FSB, police unaware of insurgents who fought Syrian govt returning to Tatarstan
KAZAN. Sept 13 (Interfax) - The Federal Security Service (FSB) and Interior Ministry departments for Tatarstan declined to comment on allegations by Islam researcher Rais Suleimanov that members of insurgent groups fighting against the Syrian government forces are returning to Tatarstan.
Eduard Ismagilov, a spokesman for the FSB department for Tatarstan, told Interfax that he did not possess any information regarding Suleimanov's statement.
"I do not know whether Suleimanov is right or not. I cannot either confirm or deny this information, and I don't know where he is getting it from. I do not know him personally," he said.
Maxim Kostromin, a spokesman for the Interior Ministry department for Tatarstan, declined comments on the statement.

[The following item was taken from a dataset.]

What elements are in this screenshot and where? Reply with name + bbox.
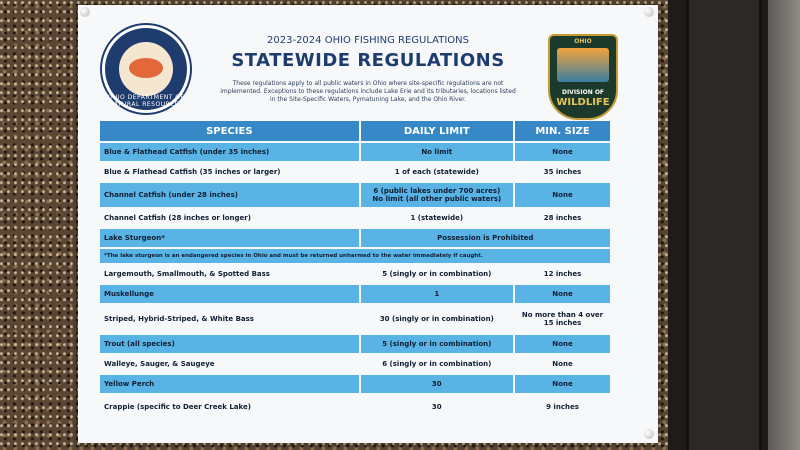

"It is at least perplexing," he said.
It was reported earlier that Suleimanov, the head of the Volga Center for Regional and Ethnic Religious Studies of the Russian Institute of Strategic Research, told Interfax earlier on Thursday that militants who have fought against Syrian governmental forces are coming back to Tatarstan.
"International radical Islamic forces from various parts of the world, among them Tatarstan, are fighting Bashar al-Assad now," he said.
In particular, a group of Tatar Wahhabis recently returned to Almetyevsk, 270 kilometers away from Kazan. It is led by a Syrian Arab who came to Russia under a refugee disguise. The group urgently moved to Mariy El, the expert said.
"Tatar Wahhabis may join the illegal armed groups of the Volga region, which cry out for terrorists with practical knacks," he said.